Prominent Concerns Accompanying Cloud Deployment
As major cloud providers have come under scrutiny around the world, governments, customers, and civil society seem motivated by many of the same concerns related to the surety of the cloud environment, concentration in the cloud market, dependence on foreign cloud providers, protection of civil liberties, ensuring cloud services are inclusive, and the impact of cloud operations on environmental sustainability.
Surety* of the cloud environment
- Concentration and dependence: Dependence on cloud services for core functions and concentration of services in the hands of a few hyperscale cloud providers (sharing some common modes of failure) raise concerns over consequences of service disruptions or outages.
- Supply chain: Similar concerns arise from increasingly blurred lines between cloud providers and their supply chain (for example, telecom companies).
- Non-cybersecurity risks: Massive focus on cybersecurity diverts some attention from the prospects of other, nonmalicious triggers of failure.
- Confidentiality and integrity: While much of the focus is on availability disruptions, serious setbacks could also affect integrity and/or confidentiality.
- Skills deficit: Regulators’ capacity to ascertain surety is limited due to the complexity and opaqueness of the cloud, skills shortage in governments, regulatory fragmentation and narrow institutional remits, and some cloud providers’ reluctance to collaborate.

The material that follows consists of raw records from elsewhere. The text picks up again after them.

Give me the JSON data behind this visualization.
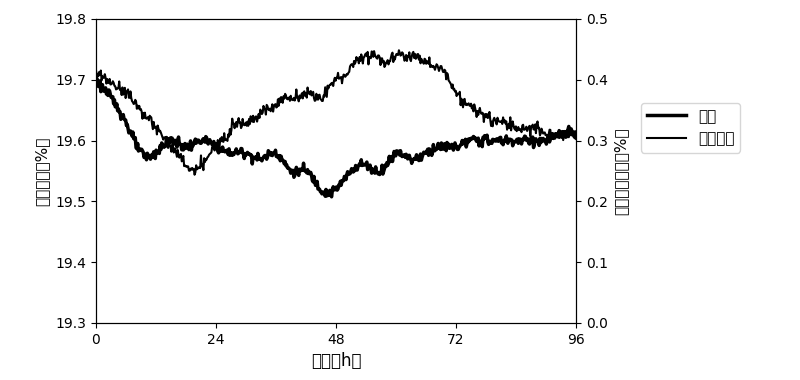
{
  "title": "",
  "xlabel": "时间（h）",
  "ylabel_left": "氧气浓度（%）",
  "ylabel_right": "二氧化碳浓度（%）",
  "xlim": [
    0,
    96
  ],
  "ylim_left": [
    19.3,
    19.8
  ],
  "ylim_right": [
    0.0,
    0.5
  ],
  "xticks": [
    0,
    24,
    48,
    72,
    96
  ],
  "yticks_left": [
    19.3,
    19.4,
    19.5,
    19.6,
    19.7,
    19.8
  ],
  "yticks_right": [
    0.0,
    0.1,
    0.2,
    0.3,
    0.4,
    0.5
  ],
  "legend_o2": "氧气",
  "legend_co2": "二氧化碳",
  "line_color": "#000000",
  "background_color": "#ffffff",
  "o2_x": [
    0,
    3,
    6,
    9,
    12,
    15,
    18,
    21,
    24,
    27,
    30,
    33,
    36,
    39,
    42,
    45,
    48,
    51,
    54,
    57,
    60,
    63,
    66,
    69,
    72,
    75,
    78,
    81,
    84,
    87,
    90,
    93,
    96
  ],
  "o2_y": [
    19.7,
    19.67,
    19.63,
    19.58,
    19.58,
    19.6,
    19.59,
    19.6,
    19.59,
    19.58,
    19.58,
    19.57,
    19.58,
    19.55,
    19.55,
    19.52,
    19.52,
    19.55,
    19.56,
    19.55,
    19.58,
    19.57,
    19.58,
    19.59,
    19.59,
    19.6,
    19.6,
    19.6,
    19.6,
    19.6,
    19.6,
    19.61,
    19.61
  ],
  "co2_x": [
    0,
    2,
    4,
    6,
    8,
    10,
    12,
    14,
    16,
    18,
    20,
    22,
    24,
    26,
    28,
    30,
    32,
    34,
    36,
    38,
    40,
    42,
    44,
    46,
    48,
    50,
    52,
    54,
    56,
    58,
    60,
    62,
    64,
    66,
    68,
    70,
    72,
    74,
    76,
    78,
    80,
    82,
    84,
    86,
    88,
    90,
    92,
    94,
    96
  ],
  "co2_y": [
    0.41,
    0.4,
    0.39,
    0.38,
    0.36,
    0.34,
    0.32,
    0.3,
    0.28,
    0.26,
    0.25,
    0.27,
    0.29,
    0.31,
    0.33,
    0.33,
    0.34,
    0.35,
    0.36,
    0.37,
    0.37,
    0.38,
    0.37,
    0.38,
    0.4,
    0.41,
    0.43,
    0.44,
    0.44,
    0.43,
    0.44,
    0.44,
    0.44,
    0.43,
    0.42,
    0.41,
    0.38,
    0.36,
    0.35,
    0.34,
    0.33,
    0.33,
    0.32,
    0.32,
    0.32,
    0.31,
    0.31,
    0.31,
    0.31
  ],
  "o2_linewidth": 2.5,
  "co2_linewidth": 1.5
}
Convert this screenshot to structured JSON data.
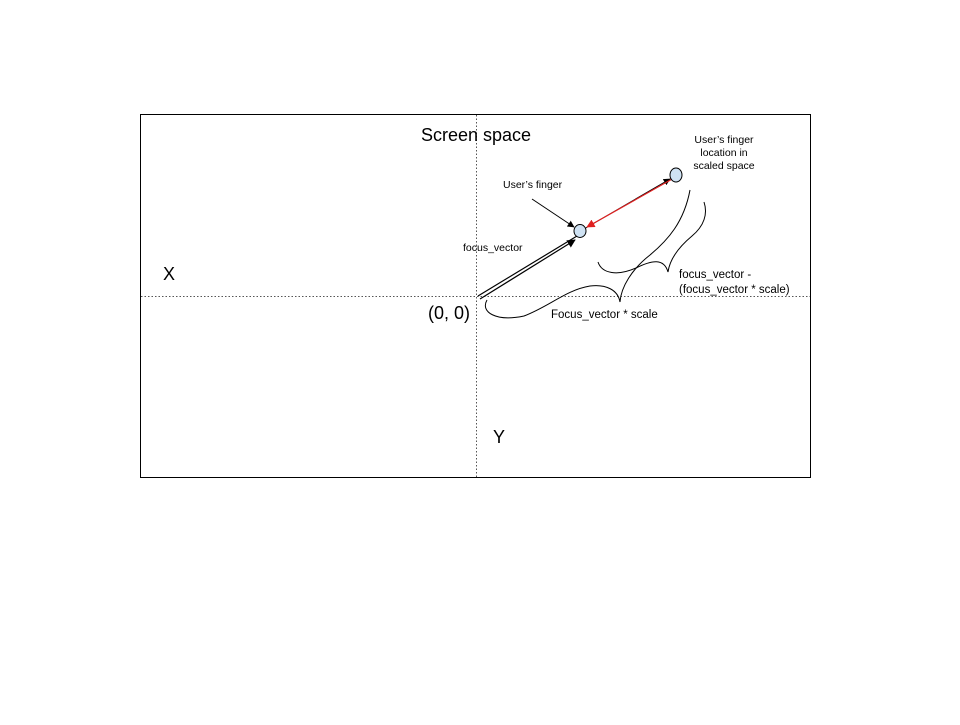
{
  "diagram": {
    "title": "Screen space",
    "axis_x": "X",
    "axis_y": "Y",
    "origin": "(0, 0)",
    "focus_vector": "focus_vector",
    "users_finger": "User’s finger",
    "scaled_finger": [
      "User’s finger",
      "location in",
      "scaled space"
    ],
    "scaled_vector": "Focus_vector * scale",
    "difference": [
      "focus_vector -",
      "(focus_vector * scale)"
    ]
  },
  "colors": {
    "line": "#000000",
    "axis": "#555555",
    "difference_arrow": "#e02020",
    "point_fill": "#cfe2f3",
    "point_stroke": "#000000"
  }
}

- Unclear responsibilities: Providers, their supply chains, customers, and governments have yet to establish a clear division of responsibility and liability for preventing, withstanding, and recovering from all types of cloud setbacks.

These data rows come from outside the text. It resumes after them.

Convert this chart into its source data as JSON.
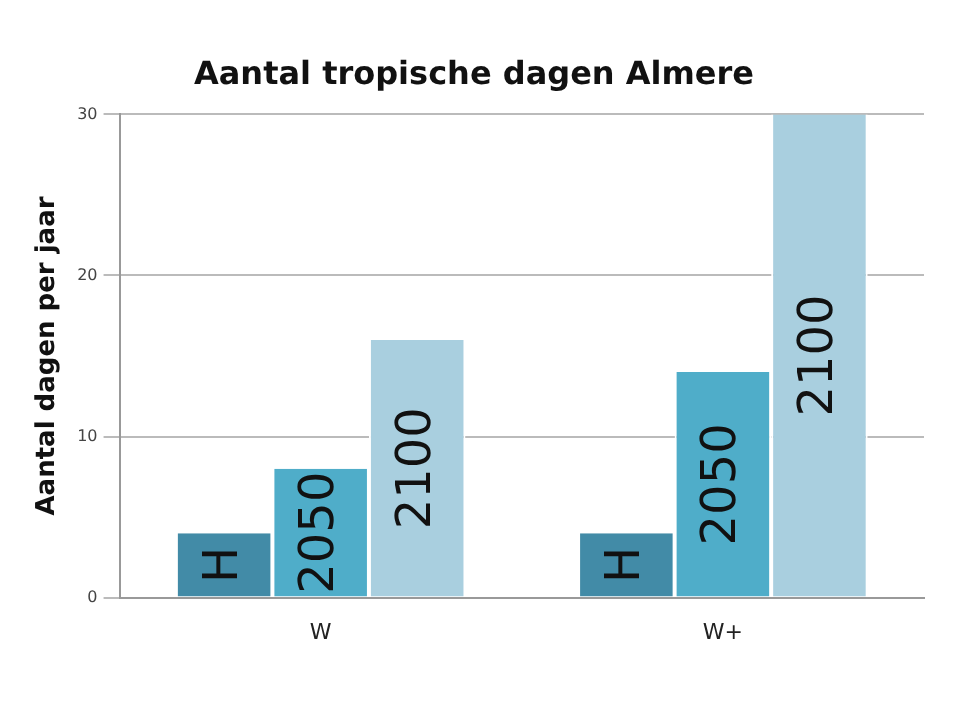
{
  "chart_data": {
    "type": "bar",
    "title": "Aantal tropische dagen Almere",
    "ylabel": "Aantal dagen per jaar",
    "categories": [
      "W",
      "W+"
    ],
    "series": [
      {
        "name": "H",
        "color": "#428ba7",
        "values": [
          4,
          4
        ]
      },
      {
        "name": "2050",
        "color": "#4fadc9",
        "values": [
          8,
          14
        ]
      },
      {
        "name": "2100",
        "color": "#a9cfdf",
        "values": [
          16,
          30
        ]
      }
    ],
    "ylim": [
      0,
      30
    ],
    "yticks": [
      0,
      10,
      20,
      30
    ],
    "grid": "y",
    "legend": false
  }
}
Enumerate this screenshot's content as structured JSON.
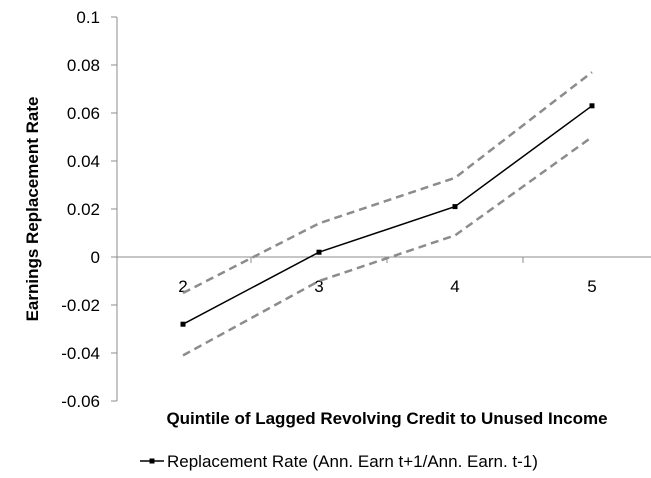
{
  "chart_data": {
    "type": "line",
    "title": "",
    "xlabel": "Quintile of Lagged Revolving Credit to Unused Income",
    "ylabel": "Earnings Replacement Rate",
    "categories": [
      "2",
      "3",
      "4",
      "5"
    ],
    "ylim": [
      -0.06,
      0.1
    ],
    "yticks": [
      "0.1",
      "0.08",
      "0.06",
      "0.04",
      "0.02",
      "0",
      "-0.02",
      "-0.04",
      "-0.06"
    ],
    "grid": false,
    "legend_position": "bottom",
    "series": [
      {
        "name": "Replacement Rate (Ann. Earn t+1/Ann. Earn. t-1)",
        "values": [
          -0.028,
          0.002,
          0.021,
          0.063
        ],
        "style": "solid",
        "color": "#000000",
        "marker": "square"
      },
      {
        "values": [
          -0.015,
          0.014,
          0.033,
          0.077
        ],
        "style": "dashed",
        "color": "#8c8c8c"
      },
      {
        "values": [
          -0.041,
          -0.01,
          0.009,
          0.05
        ],
        "style": "dashed",
        "color": "#8c8c8c"
      }
    ]
  }
}
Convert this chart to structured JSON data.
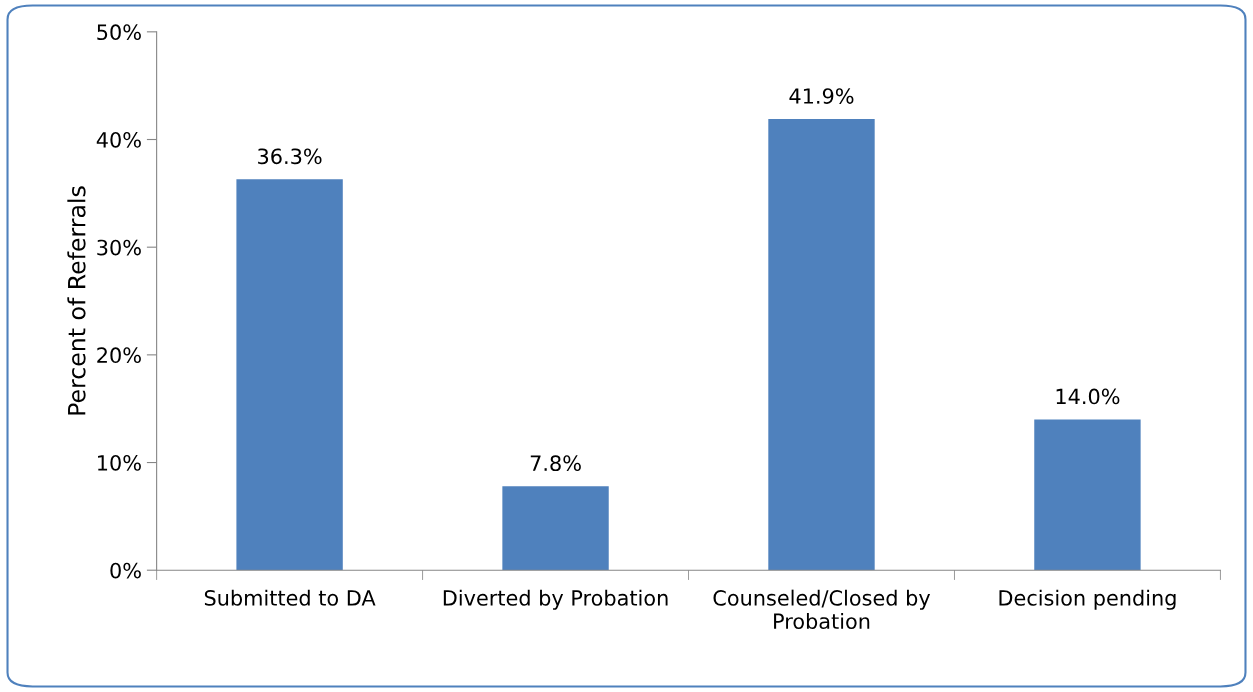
{
  "chart_data": {
    "type": "bar",
    "ylabel": "Percent of Referrals",
    "categories": [
      "Submitted to DA",
      "Diverted by Probation",
      "Counseled/Closed by Probation",
      "Decision pending"
    ],
    "values": [
      36.3,
      7.8,
      41.9,
      14.0
    ],
    "value_labels": [
      "36.3%",
      "7.8%",
      "41.9%",
      "14.0%"
    ],
    "color": "#4f81bd",
    "ylim": [
      0,
      50
    ],
    "yticks": [
      {
        "value": 0,
        "label": "0%"
      },
      {
        "value": 10,
        "label": "10%"
      },
      {
        "value": 20,
        "label": "20%"
      },
      {
        "value": 30,
        "label": "30%"
      },
      {
        "value": 40,
        "label": "40%"
      },
      {
        "value": 50,
        "label": "50%"
      }
    ],
    "grid": false,
    "legend": false
  }
}
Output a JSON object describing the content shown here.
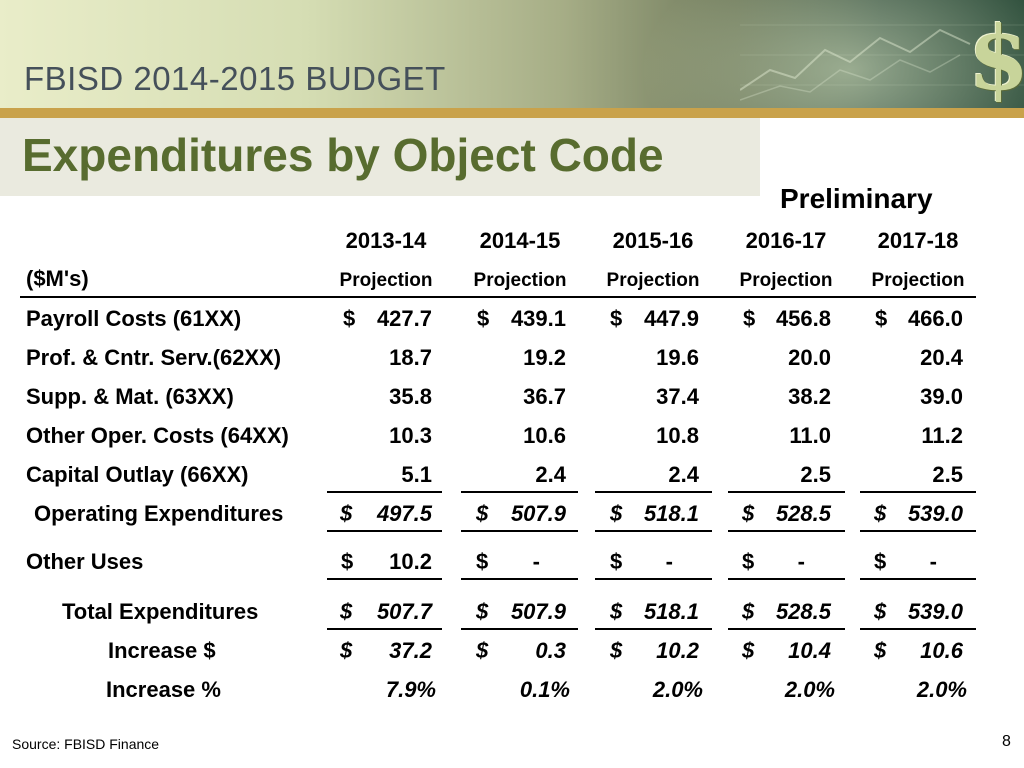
{
  "header": {
    "budget_title": "FBISD 2014-2015 BUDGET",
    "page_heading": "Expenditures by Object Code",
    "preliminary_label": "Preliminary"
  },
  "table": {
    "units_label": "($M's)",
    "years": [
      "2013-14",
      "2014-15",
      "2015-16",
      "2016-17",
      "2017-18"
    ],
    "projection_label": "Projection",
    "rows": [
      {
        "label": "Payroll Costs (61XX)",
        "values": [
          "427.7",
          "439.1",
          "447.9",
          "456.8",
          "466.0"
        ],
        "dollar": "$"
      },
      {
        "label": "Prof. & Cntr. Serv.(62XX)",
        "values": [
          "18.7",
          "19.2",
          "19.6",
          "20.0",
          "20.4"
        ]
      },
      {
        "label": "Supp. & Mat. (63XX)",
        "values": [
          "35.8",
          "36.7",
          "37.4",
          "38.2",
          "39.0"
        ]
      },
      {
        "label": "Other Oper. Costs (64XX)",
        "values": [
          "10.3",
          "10.6",
          "10.8",
          "11.0",
          "11.2"
        ]
      },
      {
        "label": "Capital Outlay (66XX)",
        "values": [
          "5.1",
          "2.4",
          "2.4",
          "2.5",
          "2.5"
        ]
      }
    ],
    "operating": {
      "label": "Operating Expenditures",
      "dollar": "$",
      "values": [
        "497.5",
        "507.9",
        "518.1",
        "528.5",
        "539.0"
      ]
    },
    "other_uses": {
      "label": "Other Uses",
      "dollar": "$",
      "values": [
        "10.2",
        "-",
        "-",
        "-",
        "-"
      ]
    },
    "total": {
      "label": "Total Expenditures",
      "dollar": "$",
      "values": [
        "507.7",
        "507.9",
        "518.1",
        "528.5",
        "539.0"
      ]
    },
    "increase_dollar": {
      "label": "Increase $",
      "dollar": "$",
      "values": [
        "37.2",
        "0.3",
        "10.2",
        "10.4",
        "10.6"
      ]
    },
    "increase_pct": {
      "label": "Increase %",
      "values": [
        "7.9%",
        "0.1%",
        "2.0%",
        "2.0%",
        "2.0%"
      ]
    }
  },
  "footer": {
    "source": "Source: FBISD Finance",
    "page_number": "8"
  }
}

- Challenges for insurers: Insurers are also struggling to understand, model, and bound cloud risks, severely limiting their policy offerings.
- Challenges for cloud customers: Customers face serious challenges in scoping their dependencies on the cloud (due to lack of transparency, increasing complexity, rapid evolution, unclear responsibilities, and jurisdiction) and bound their second-order effects.
Asymmetry of power and market concentration
- Unfavorable contracting: Power asymmetry between providers and (most) customers may bias contracts toward providers and large customers and allow for arbitrary modification of the Terms of Services.
- Customer choice: Market concentration and providers’ business practices (for example, service bundling and acquisition of smaller cloud service providers) diminish customer choices and dependency adjustment options.
- Cloud overspend: Typical cloud contracts (which have limited predictability in use, cost structures, volume minimums, egress fees, and so on) commonly inflate spending on cloud services, eroding enterprise market capitalization.
- Vendor lock-in: Companies wishing to revert to on-premises systems or reduce dependence on individual cloud providers find it operationally challenging (in terms of the necessary time, disruption, skills, and expenses). This is compounded by the lack of common standards on portability and limited interoperability between providers.
Foreign dependence
- Competition: Sensitivity of cloud-hosted data and algorithms, and the cloud’s potential as an engine of national and regional competitiveness, drives calls for localization and autonomy requirements and export controls.
- Human rights: The sale of cloud technology to authoritarian regimes may facilitate human rights abuses by government agencies and major companies but may also raise concerns within those governments over such dependence on foreign vendors.
Cloud access
- Government access: Concentration of personal and other sensitive data in the cloud amplifies the appeal for governments to have access for legitimate purposes (such as national security and law enforcement imperatives) but also to infringe on privacy and basic freedoms. Various governments may also demand access to data in transit.
- Privacy and commercialization: Free-to-use or cheap consumer cloud deployments and opaque operations raise concerns that users may be unaware or unable to control how their data is stored and used.
- Inclusion: Fortunes of less affluent communities and nations hinge on inclusive, equitable, and affordable cloud access.
Other impacts of the cloud
- Sustainability: Cloud infrastructure has a huge carbon footprint as well as other environmental impacts (for example, water usage).
* Understood as cloud security, robustness, and resilience.